Our study has several limitations: (1) A higher proportion of our cases received early combination approach leading to a significantly smaller conventional combination group and made it difficult to obtain a statistical difference between some results. (2) Due to the retrospective feature, objective fistula severity measurements such as MRI score or PDAI score were not routinely collected during our study. Although rectal MRI was performed in all included patients before treatment, a great percent of patients didn't receive MRI re-examination during follow-up. (3) All cases were collected from a single tertiary academic center, leading to the inclusion of a high number of patients with complex fistulas, and whether these data apply to patients with simple PFCD is uncertain. (4) The time interval of combination therapy was wide between different patients, especially in the conventional combination group; however, this may reflect the complexity of decision-making in PFCD management.
The strengths of this study include (1) The relatively large sample size in a single institution with two experienced surgeons performing all of the surgeries. (2) We measured perianal surgical re-intervention and long-term clinical fistula closure as endpoint definitions, which are clinically relevant parameters in reflecting real-world practice. (3) We only included patients who have finished infliximab induction therapy and have been followed up over one year, which is robust enough to provide reliable long-term outcomes.

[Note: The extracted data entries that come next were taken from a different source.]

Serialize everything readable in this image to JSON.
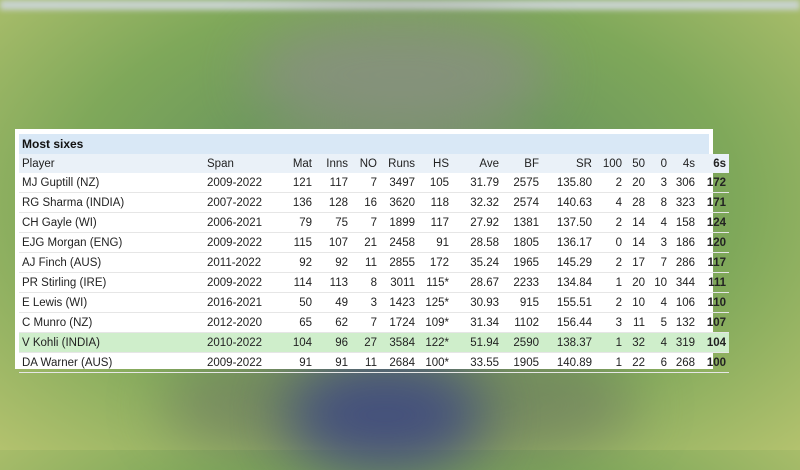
{
  "table": {
    "title": "Most sixes",
    "columns": [
      "Player",
      "Span",
      "Mat",
      "Inns",
      "NO",
      "Runs",
      "HS",
      "Ave",
      "BF",
      "SR",
      "100",
      "50",
      "0",
      "4s",
      "6s"
    ],
    "highlight_row": 8,
    "highlight_color": "#cfeecb",
    "rows": [
      [
        "MJ Guptill (NZ)",
        "2009-2022",
        "121",
        "117",
        "7",
        "3497",
        "105",
        "31.79",
        "2575",
        "135.80",
        "2",
        "20",
        "3",
        "306",
        "172"
      ],
      [
        "RG Sharma (INDIA)",
        "2007-2022",
        "136",
        "128",
        "16",
        "3620",
        "118",
        "32.32",
        "2574",
        "140.63",
        "4",
        "28",
        "8",
        "323",
        "171"
      ],
      [
        "CH Gayle (WI)",
        "2006-2021",
        "79",
        "75",
        "7",
        "1899",
        "117",
        "27.92",
        "1381",
        "137.50",
        "2",
        "14",
        "4",
        "158",
        "124"
      ],
      [
        "EJG Morgan (ENG)",
        "2009-2022",
        "115",
        "107",
        "21",
        "2458",
        "91",
        "28.58",
        "1805",
        "136.17",
        "0",
        "14",
        "3",
        "186",
        "120"
      ],
      [
        "AJ Finch (AUS)",
        "2011-2022",
        "92",
        "92",
        "11",
        "2855",
        "172",
        "35.24",
        "1965",
        "145.29",
        "2",
        "17",
        "7",
        "286",
        "117"
      ],
      [
        "PR Stirling (IRE)",
        "2009-2022",
        "114",
        "113",
        "8",
        "3011",
        "115*",
        "28.67",
        "2233",
        "134.84",
        "1",
        "20",
        "10",
        "344",
        "111"
      ],
      [
        "E Lewis (WI)",
        "2016-2021",
        "50",
        "49",
        "3",
        "1423",
        "125*",
        "30.93",
        "915",
        "155.51",
        "2",
        "10",
        "4",
        "106",
        "110"
      ],
      [
        "C Munro (NZ)",
        "2012-2020",
        "65",
        "62",
        "7",
        "1724",
        "109*",
        "31.34",
        "1102",
        "156.44",
        "3",
        "11",
        "5",
        "132",
        "107"
      ],
      [
        "V Kohli (INDIA)",
        "2010-2022",
        "104",
        "96",
        "27",
        "3584",
        "122*",
        "51.94",
        "2590",
        "138.37",
        "1",
        "32",
        "4",
        "319",
        "104"
      ],
      [
        "DA Warner (AUS)",
        "2009-2022",
        "91",
        "91",
        "11",
        "2684",
        "100*",
        "33.55",
        "1905",
        "140.89",
        "1",
        "22",
        "6",
        "268",
        "100"
      ]
    ]
  }
}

In conclusion, early initiation of infliximab therapy after surgery results in promising long-term fistula closure in a significant proportion of PFCD patients with an acceptable surgical re-intervention rate. For patients with concomitant perianal abscesses or requiring infliximab maintenance therapy, a longer interval is warranted to establish durable drainage before beginning infliximab therapy. In patients with PFCD who receive early combination therapy, maintenance with immunomodulators such as azathioprine could be a reasonable alternative. The optimal timing to initiate treatment is still needed to be determined in future studies.